Michael Gordin, the Rosengarten Professor of Modern and Contemporary History at Princeton, will serve as director of the Society of Fellows in the Liberal Arts, effective July 1.
The Society of Fellows in the Liberal Arts, created in 2000 by a gift from Charter Trustee Lloyd Cotsen, is an interdisciplinary community that seeks to bring innovative approaches to scholarship and education at Princeton. It offers outstanding young scholars who have recently received the Ph.D. the opportunity to enhance their teaching and research over a period of three years.
The Society includes Princeton faculty members who serve as faculty fellows and meet regularly with the Cotsen Fellows in the Joseph Henry House for formal and informal discussions, seminars, and lectures. The process of selecting the postdoctoral fellows involves faculty from throughout the liberal arts, and each year a class of four to five fellows is chosen from 700 to 1,200 applicants from across the globe.
Gordin will succeed Susan Stewart, the Avalon Foundation University Professor in the Humanities and Professor of English, who has directed the program for eight years.

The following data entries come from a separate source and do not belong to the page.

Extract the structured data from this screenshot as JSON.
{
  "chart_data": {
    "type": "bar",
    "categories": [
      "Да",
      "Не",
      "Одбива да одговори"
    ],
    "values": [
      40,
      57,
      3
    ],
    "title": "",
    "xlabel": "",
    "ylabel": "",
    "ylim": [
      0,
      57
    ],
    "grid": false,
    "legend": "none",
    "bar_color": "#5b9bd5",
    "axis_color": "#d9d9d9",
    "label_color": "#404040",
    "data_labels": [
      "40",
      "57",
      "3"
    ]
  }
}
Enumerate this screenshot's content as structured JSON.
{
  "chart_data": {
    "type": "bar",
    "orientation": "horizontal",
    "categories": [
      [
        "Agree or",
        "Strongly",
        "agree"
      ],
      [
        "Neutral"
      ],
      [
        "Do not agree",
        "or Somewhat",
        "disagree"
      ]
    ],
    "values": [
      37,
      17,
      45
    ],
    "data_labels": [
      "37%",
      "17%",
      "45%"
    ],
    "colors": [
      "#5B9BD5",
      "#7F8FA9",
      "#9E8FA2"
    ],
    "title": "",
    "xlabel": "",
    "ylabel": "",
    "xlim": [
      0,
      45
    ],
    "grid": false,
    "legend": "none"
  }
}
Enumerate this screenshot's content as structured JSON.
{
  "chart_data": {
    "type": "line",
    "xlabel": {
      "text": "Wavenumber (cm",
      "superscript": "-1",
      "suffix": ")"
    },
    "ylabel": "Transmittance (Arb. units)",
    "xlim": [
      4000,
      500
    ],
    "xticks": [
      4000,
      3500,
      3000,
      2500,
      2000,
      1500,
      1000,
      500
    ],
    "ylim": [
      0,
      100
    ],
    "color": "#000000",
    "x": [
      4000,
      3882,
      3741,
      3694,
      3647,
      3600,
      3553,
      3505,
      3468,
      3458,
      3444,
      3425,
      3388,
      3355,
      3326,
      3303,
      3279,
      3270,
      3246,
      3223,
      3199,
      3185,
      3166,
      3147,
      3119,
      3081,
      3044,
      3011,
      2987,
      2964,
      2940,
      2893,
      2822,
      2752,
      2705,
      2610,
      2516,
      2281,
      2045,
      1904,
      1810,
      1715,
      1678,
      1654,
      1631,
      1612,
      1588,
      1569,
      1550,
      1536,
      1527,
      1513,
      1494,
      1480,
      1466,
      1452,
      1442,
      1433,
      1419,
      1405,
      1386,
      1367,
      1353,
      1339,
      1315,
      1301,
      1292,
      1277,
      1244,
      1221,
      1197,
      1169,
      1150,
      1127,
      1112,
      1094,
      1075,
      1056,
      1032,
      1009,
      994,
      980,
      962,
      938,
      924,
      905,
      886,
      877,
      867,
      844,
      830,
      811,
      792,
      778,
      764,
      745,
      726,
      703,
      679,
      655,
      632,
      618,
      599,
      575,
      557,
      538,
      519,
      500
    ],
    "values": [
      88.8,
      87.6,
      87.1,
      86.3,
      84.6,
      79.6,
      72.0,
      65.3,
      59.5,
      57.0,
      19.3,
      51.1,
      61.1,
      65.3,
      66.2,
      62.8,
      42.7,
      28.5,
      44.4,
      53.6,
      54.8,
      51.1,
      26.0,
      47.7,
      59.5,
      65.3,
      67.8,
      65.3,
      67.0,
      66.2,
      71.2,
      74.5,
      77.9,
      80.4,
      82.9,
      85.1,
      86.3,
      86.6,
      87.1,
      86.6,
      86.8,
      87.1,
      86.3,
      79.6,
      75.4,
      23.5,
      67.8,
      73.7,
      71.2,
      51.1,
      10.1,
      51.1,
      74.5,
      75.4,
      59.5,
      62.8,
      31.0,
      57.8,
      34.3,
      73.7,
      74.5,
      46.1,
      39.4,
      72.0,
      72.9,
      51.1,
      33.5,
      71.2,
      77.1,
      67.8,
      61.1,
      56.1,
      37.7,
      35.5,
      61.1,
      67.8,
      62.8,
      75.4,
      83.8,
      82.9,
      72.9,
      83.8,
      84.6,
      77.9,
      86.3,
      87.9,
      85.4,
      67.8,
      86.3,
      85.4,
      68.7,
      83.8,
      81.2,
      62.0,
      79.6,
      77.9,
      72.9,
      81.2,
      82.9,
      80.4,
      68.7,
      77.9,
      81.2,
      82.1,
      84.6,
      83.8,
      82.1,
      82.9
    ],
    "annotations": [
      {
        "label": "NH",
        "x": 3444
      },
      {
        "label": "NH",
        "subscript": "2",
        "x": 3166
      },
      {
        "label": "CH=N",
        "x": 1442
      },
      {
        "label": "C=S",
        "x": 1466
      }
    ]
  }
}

"Susan Stewart's leadership of the Society these past eight years has been nothing short of breathtaking," Gordin said. "Together with Executive Director Mary Harper, who is retiring this year, she has deepened the tradition of a convivial scholarly community that represents the best of the liberal arts. It is an honor and a great privilege to assume the directorship of the Society of Fellows. The fellows I have met and the seminars I have attended over the years have been some of the great highlights of my own time at Princeton."
Stewart said: "Those of us in the Society feel so fortunate that Michael Gordin has been appointed as the new director. Michael's experience as the founding director of the Fung Global Fellows Program, his pathbreaking interdisciplinary research, and, above all, his generosity, energy and kindness will light the way forward."
Gordin came to Princeton in 2003 after earning his A.B. and Ph.D. from Harvard University, where he was a member of the Harvard Society of Fellows from 2001 to 2003. At Princeton, Gordin's work has focused on the history of nuclear weapons. He is currently working on a project about the intersecting histories of Albert Einstein and the city of Prague. His undergraduate lectures include the history of modern science from 1700 to 1970 and the history of contemporary science from 1970 to the present. He teaches undergraduate seminars on the history of pseudoscience, nuclear history and the Soviet science system, and graduate seminars on global science and on biography.
Gordin is the author or co-author of six books. In addition to writing about the atomic bomb, he has tackled the Cold War as well as the story of Dmitrii Mendeleev, the Russian scientist credited with formulating the periodic table of elements. Gordin's most recent book, "Scientific Babel: How Science Was Done Before and After Global English," was published in 2015.
In 2011, he was awarded a National Endowment for the Humanities Fellowship and was named a Guggenheim Fellow. At Princeton, Gordin was named the recipient of the Graduate Mentoring Award by the McGraw Center for Teaching and Learning in 2011 and was the inaugural director of the Fung Global Fellows Program, which is overseen by the Princeton Institute for International and Regional Studies.